We’ll need to use a http client that has an async API so we import an async client from httpx
to make our requests:
There are few changes we’ve made to the previous code. Firstly we need to define the function with async def
so we can use await
, this returns control back to the event loop so we can start making our other requests while we wait for the response.
start_time = time.perf_counter()
user = "ismailmo"
scraping_coroutines = []
for date in dates:
scraping_coroutines.append(async_scrape_diary("ismailmo", date, async_client))
async_diaries = await asyncio.gather(*scraping_coroutines)
# for comparison with non-async version above
async_kcals = []
for date, diary in async_diaries:
async_kcals.append(pd.read_html(diary, flavor="lxml")[0].iloc[-4,1])
async_elapsed = time.perf_counter() - start_time
print(f"Time to scrape data with async: {async_elapsed:.2f} seconds")

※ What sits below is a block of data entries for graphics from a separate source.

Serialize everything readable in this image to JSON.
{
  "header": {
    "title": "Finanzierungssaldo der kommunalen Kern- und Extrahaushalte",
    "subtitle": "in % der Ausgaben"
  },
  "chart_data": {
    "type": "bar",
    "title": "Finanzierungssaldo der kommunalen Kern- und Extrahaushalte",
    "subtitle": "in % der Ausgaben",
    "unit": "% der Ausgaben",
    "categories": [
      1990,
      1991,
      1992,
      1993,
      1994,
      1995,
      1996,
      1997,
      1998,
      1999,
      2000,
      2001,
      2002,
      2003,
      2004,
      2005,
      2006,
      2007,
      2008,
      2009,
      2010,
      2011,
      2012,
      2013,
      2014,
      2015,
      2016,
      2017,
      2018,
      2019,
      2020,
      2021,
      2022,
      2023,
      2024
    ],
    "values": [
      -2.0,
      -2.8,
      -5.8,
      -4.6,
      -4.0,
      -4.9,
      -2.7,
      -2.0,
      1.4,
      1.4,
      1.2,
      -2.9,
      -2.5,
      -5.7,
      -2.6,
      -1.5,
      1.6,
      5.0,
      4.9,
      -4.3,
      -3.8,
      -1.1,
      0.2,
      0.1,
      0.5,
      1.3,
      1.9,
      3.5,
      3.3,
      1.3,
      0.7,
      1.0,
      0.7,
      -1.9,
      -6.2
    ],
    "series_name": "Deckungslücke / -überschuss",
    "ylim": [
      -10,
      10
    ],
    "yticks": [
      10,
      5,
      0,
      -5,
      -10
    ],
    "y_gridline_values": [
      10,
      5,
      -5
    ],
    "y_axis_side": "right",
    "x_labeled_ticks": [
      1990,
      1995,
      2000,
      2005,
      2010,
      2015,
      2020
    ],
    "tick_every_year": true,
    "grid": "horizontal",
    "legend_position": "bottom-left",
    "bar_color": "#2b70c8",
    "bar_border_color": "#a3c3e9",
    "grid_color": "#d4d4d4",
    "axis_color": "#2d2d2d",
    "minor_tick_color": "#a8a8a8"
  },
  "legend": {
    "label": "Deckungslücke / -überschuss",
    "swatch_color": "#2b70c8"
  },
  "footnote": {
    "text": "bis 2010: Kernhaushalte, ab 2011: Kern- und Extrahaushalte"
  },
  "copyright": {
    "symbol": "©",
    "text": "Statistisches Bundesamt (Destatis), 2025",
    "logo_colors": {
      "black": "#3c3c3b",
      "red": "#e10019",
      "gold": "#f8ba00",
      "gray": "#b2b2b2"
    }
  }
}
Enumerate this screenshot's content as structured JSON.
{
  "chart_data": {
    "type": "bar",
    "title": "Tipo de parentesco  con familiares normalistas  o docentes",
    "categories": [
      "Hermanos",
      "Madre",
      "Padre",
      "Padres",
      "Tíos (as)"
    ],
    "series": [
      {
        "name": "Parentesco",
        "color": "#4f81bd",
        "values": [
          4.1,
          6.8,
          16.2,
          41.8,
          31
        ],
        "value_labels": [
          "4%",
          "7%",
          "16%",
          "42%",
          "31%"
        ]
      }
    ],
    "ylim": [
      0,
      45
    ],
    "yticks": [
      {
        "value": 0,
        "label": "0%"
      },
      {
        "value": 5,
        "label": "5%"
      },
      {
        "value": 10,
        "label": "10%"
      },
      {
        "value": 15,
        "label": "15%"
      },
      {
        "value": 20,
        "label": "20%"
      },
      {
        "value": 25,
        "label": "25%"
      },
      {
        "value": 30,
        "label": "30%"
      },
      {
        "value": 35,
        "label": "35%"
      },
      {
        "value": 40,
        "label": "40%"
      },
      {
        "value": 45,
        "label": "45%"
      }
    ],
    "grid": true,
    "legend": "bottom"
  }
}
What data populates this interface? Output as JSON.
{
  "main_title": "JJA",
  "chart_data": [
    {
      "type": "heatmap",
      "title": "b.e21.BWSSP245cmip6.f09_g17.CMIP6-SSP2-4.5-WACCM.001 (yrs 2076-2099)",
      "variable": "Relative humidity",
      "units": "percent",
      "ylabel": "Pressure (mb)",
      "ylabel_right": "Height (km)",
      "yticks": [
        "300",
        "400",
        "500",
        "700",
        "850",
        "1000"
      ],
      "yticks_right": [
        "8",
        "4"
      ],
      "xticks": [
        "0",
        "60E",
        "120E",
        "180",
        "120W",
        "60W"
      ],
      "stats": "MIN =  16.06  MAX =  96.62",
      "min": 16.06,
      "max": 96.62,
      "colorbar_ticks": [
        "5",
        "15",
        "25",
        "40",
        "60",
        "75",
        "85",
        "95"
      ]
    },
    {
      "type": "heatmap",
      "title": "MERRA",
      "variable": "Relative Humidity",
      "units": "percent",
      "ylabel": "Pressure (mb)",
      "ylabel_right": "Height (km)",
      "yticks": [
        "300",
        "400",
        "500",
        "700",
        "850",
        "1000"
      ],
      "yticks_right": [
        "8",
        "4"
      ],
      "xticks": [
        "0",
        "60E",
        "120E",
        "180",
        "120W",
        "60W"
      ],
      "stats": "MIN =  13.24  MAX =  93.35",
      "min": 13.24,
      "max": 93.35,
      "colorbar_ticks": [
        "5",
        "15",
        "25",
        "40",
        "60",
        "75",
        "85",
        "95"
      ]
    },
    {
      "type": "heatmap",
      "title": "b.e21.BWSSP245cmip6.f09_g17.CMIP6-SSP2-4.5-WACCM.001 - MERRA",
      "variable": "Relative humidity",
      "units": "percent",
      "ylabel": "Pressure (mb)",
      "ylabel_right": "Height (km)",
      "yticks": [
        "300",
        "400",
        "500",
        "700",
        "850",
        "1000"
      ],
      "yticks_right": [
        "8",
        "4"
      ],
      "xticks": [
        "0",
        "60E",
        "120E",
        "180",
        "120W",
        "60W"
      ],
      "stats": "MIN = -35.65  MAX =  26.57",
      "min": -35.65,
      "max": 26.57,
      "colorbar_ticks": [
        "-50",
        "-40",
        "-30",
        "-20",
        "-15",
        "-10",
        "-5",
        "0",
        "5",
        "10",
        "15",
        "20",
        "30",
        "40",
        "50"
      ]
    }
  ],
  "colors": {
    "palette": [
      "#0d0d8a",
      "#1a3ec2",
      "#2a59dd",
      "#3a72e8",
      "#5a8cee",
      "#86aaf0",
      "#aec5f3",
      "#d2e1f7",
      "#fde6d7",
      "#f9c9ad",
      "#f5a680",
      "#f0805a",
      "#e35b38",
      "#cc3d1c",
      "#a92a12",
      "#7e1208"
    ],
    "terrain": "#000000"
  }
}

Time to scrape data with async: 0.84 seconds
On initial glance it may seem as though we are doing the same as above: looping over each date and scraping the diary, however since we are using the async function we do not wait for the response before continuing execution of the next iteration in the loop. You can see this in ln6
where we receive a coroutine as a return value which we add to the list of scraping_coroutines
. We can then wait for all of these requests to finish by using asyncio.gather
and pass it the list of coroutines (one for each diary date).
Lets do a quick sense check to make sure we got the same data back:
The percentage increase in speed between the async and non async method:
For just one week’s worth of data we get a dramatic speedup but it becomes more significant as the size of the date range is greater (more pages scraped and more requests made).
4 Integrating with Streamlit
Learning and applying async was fun in itself but ultimate goal for this optimisation is a better user experience, so the final steps are to incorporate this change into our app. Thanks to Streamlit, this is actually pretty easy. We just have to refactor our scraping function, using the principles above, and then run our app in an async loop, you can see all the changes made to go from sync -> async in this pull request.
# main.py (entry point for streamlit app)
async def main():
# put your streamlit app setup here
# e.g set
...
st.set_page_config(
...
)
# add in other UI elements here e.g. title, input data etc
diary_df = await get_diary_for_range(start_date, end_date, mfp_user)
if __name__ == "__main__":
asyncio.run(main())
And that’s it! Since Streamlit just runs the main.py
file from top to bottom on each render, this keeps things pretty simple and we can just use asyncio like you would in any other python application or script.